Du bouclier à la cuirasse

On pourra toujours gloser sur la fixation du seuil à 50% : il n’y a pas de niveau objectivement approprié autre que celui fixé par… les besoins de l’Etat. Nul doute que l’évolution catastrophique des comptes publics obligera le Gouvernement à revoir sa copie, sans pour autant se déjuger : il suffira alors d’appeler les riches à la solidarité, d’invoquer la situation d’urgence, de réclamer « l’union nationale », c’est-à-dire d’utiliser l’un des multiples poncifs en réserve pour l’occasion. Le taux du seuil n’est donc pas un problème en soi, si l’on considère comme salutaire la garantie de préserver une partie des revenus dans les mains de ceux qui les ont gagnés. En revanche, là où les choses se gâtent, c’est dans l’aspect pratique de la fixation des revenus pris en considération. Le bouclier fonctionne sur la base du revenu fiscal, c’est-à-dire du revenu après abattements et autres déductions. Or, contrairement à un autre engagement de campagne, les innombrables niches fiscales n’ont été que très modestement réduites ou toilettées, au sein d’un Code général des impôts qui brille surtout par sa complexité. Une telle situation fait la joie et la prospérité des conseillers spécialisés, chargés de « l’optimisation fiscale » des contribuables les plus exposés. En abaissant « habilement » le revenu imposable, les techniques de défiscalisation rehaussent mécaniquement le montant des restitutions d’impôt.
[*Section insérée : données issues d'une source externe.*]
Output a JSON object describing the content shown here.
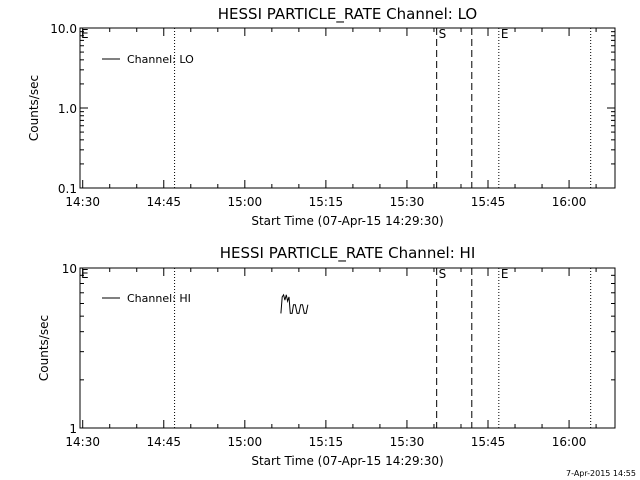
{
  "colors": {
    "background": "#ffffff",
    "foreground": "#000000"
  },
  "chart_data": [
    {
      "type": "line",
      "title": "HESSI PARTICLE_RATE Channel: LO",
      "xlabel": "Start Time (07-Apr-15 14:29:30)",
      "ylabel": "Counts/sec",
      "yscale": "log",
      "ylim": [
        0.1,
        10.0
      ],
      "y_ticks": [
        {
          "value": 0.1,
          "label": "0.1"
        },
        {
          "value": 1.0,
          "label": "1.0"
        },
        {
          "value": 10.0,
          "label": "10.0"
        }
      ],
      "xlim": [
        "14:29:30",
        "16:08:30"
      ],
      "x_ticks": [
        {
          "t": "14:30",
          "label": "14:30"
        },
        {
          "t": "14:45",
          "label": "14:45"
        },
        {
          "t": "15:00",
          "label": "15:00"
        },
        {
          "t": "15:15",
          "label": "15:15"
        },
        {
          "t": "15:30",
          "label": "15:30"
        },
        {
          "t": "15:45",
          "label": "15:45"
        },
        {
          "t": "16:00",
          "label": "16:00"
        }
      ],
      "series": [
        {
          "name": "Channel: LO",
          "points": []
        }
      ],
      "vlines": [
        {
          "t": "14:47:00",
          "style": "dotted",
          "label": ""
        },
        {
          "t": "15:35:30",
          "style": "dashed",
          "label": "S"
        },
        {
          "t": "15:42:00",
          "style": "dashed",
          "label": ""
        },
        {
          "t": "15:47:00",
          "style": "dotted",
          "label": "E"
        },
        {
          "t": "16:04:00",
          "style": "dotted",
          "label": ""
        }
      ],
      "corner_marker": "E",
      "legend": "top-left",
      "grid": false
    },
    {
      "type": "line",
      "title": "HESSI PARTICLE_RATE Channel: HI",
      "xlabel": "Start Time (07-Apr-15 14:29:30)",
      "ylabel": "Counts/sec",
      "yscale": "log",
      "ylim": [
        1,
        10
      ],
      "y_ticks": [
        {
          "value": 1,
          "label": "1"
        },
        {
          "value": 10,
          "label": "10"
        }
      ],
      "xlim": [
        "14:29:30",
        "16:08:30"
      ],
      "x_ticks": [
        {
          "t": "14:30",
          "label": "14:30"
        },
        {
          "t": "14:45",
          "label": "14:45"
        },
        {
          "t": "15:00",
          "label": "15:00"
        },
        {
          "t": "15:15",
          "label": "15:15"
        },
        {
          "t": "15:30",
          "label": "15:30"
        },
        {
          "t": "15:45",
          "label": "15:45"
        },
        {
          "t": "16:00",
          "label": "16:00"
        }
      ],
      "series": [
        {
          "name": "Channel: HI",
          "points": [
            [
              "15:06:40",
              5.2
            ],
            [
              "15:06:55",
              6.6
            ],
            [
              "15:07:10",
              6.8
            ],
            [
              "15:07:25",
              6.3
            ],
            [
              "15:07:40",
              6.8
            ],
            [
              "15:07:55",
              6.2
            ],
            [
              "15:08:10",
              6.6
            ],
            [
              "15:08:25",
              5.2
            ],
            [
              "15:08:45",
              5.2
            ],
            [
              "15:09:00",
              5.9
            ],
            [
              "15:09:20",
              5.9
            ],
            [
              "15:09:40",
              5.2
            ],
            [
              "15:10:00",
              5.2
            ],
            [
              "15:10:20",
              5.9
            ],
            [
              "15:10:40",
              5.9
            ],
            [
              "15:11:00",
              5.2
            ],
            [
              "15:11:20",
              5.2
            ],
            [
              "15:11:40",
              5.9
            ]
          ]
        }
      ],
      "vlines": [
        {
          "t": "14:47:00",
          "style": "dotted",
          "label": ""
        },
        {
          "t": "15:35:30",
          "style": "dashed",
          "label": "S"
        },
        {
          "t": "15:42:00",
          "style": "dashed",
          "label": ""
        },
        {
          "t": "15:47:00",
          "style": "dotted",
          "label": "E"
        },
        {
          "t": "16:04:00",
          "style": "dotted",
          "label": ""
        }
      ],
      "corner_marker": "E",
      "legend": "top-left",
      "grid": false
    }
  ],
  "footer": {
    "timestamp": "7-Apr-2015 14:55"
  }
}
Il en résulte, pour les plus hauts revenus, un taux moyen de taxation très inférieur à 50% des ressources réelles (environ 20%, selon l’Insee). Ce n’est plus un bouclier, mais une véritable cuirasse. D’autant que depuis plusieurs années, l’imposition des plus-values (concentrées sur les plus gros patrimoines) a été nettement allégée.
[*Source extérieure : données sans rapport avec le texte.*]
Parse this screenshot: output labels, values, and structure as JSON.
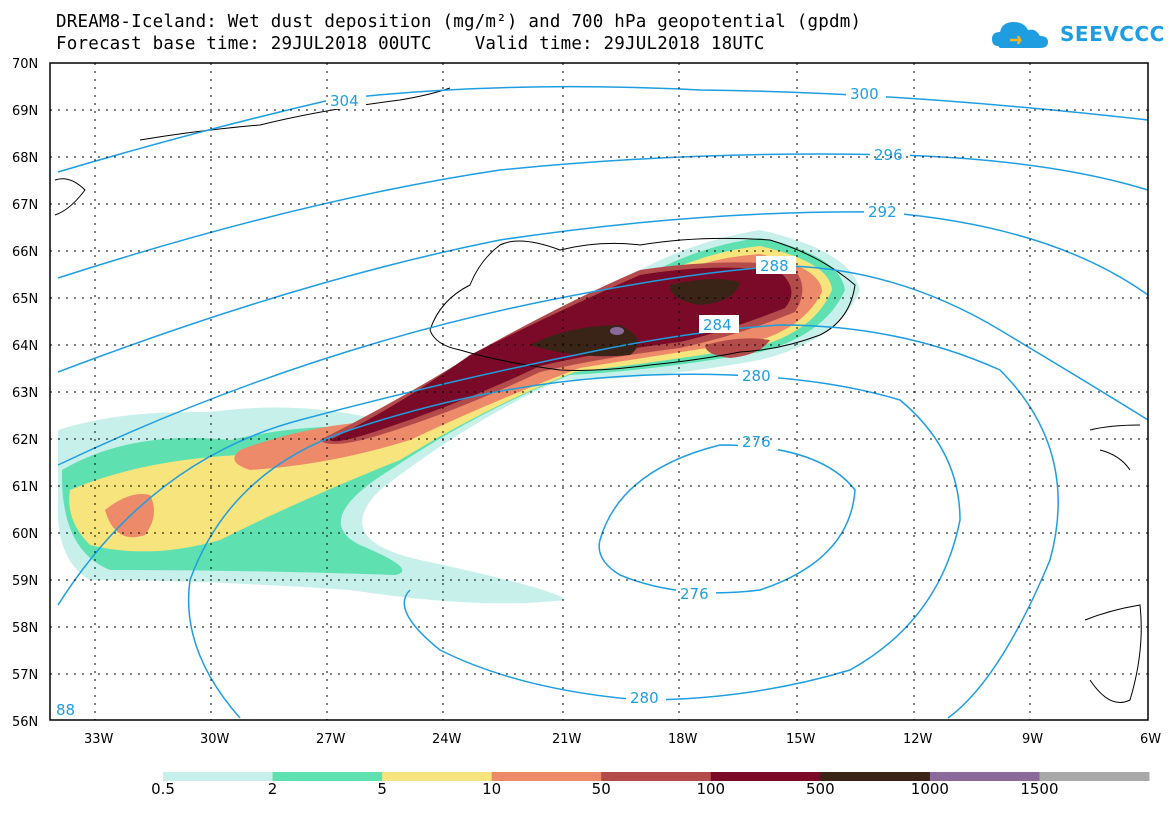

L’irritation est montée d’un cran avec la généralisation du Revenu de Solidarité Active (RSA), financée par un prélèvement de 1,1% sur les revenus fonciers et mobiliers, c’est-à-dire les revenus du patrimoine – donc, par les ménages les plus aisés. Intégré au dispositif, ce prélèvement n’est ainsi pas acquitté par les très hauts revenus qui bénéficient déjà de la protection du bouclier. Ce qui fait un peu tâche, on s’en doute, sur le terrain de la solidarité. Voilà l’exemple d’une mesure dont l’esprit réunit un très large et louable consensus, mais qui se trouve complètement vidée de sa substance par les modalités d’application. Au point d’être perçue – et être objectivement devenue – un moyen légal d’exonérer les plus riches de l’essentiel de leurs contributions. Pas étonnant, dans ce contexte, que la fortune des nantis se soit fortement accrue ces dernières années. Pas étonnant non plus que l’opinion fasse référence à l’Ancien Régime : une société coiffée d’une aristocratie privilégiée, face à la roture angoissée par ses fins de mois. Il devient donc très probable que le bouclier sera déposé aux pieds de la raison politique et des nécessités financières. Car depuis Marie-Antoinette, chacun sait que lorsque le pain vient à manquer, la brioche ne peut s’y substituer.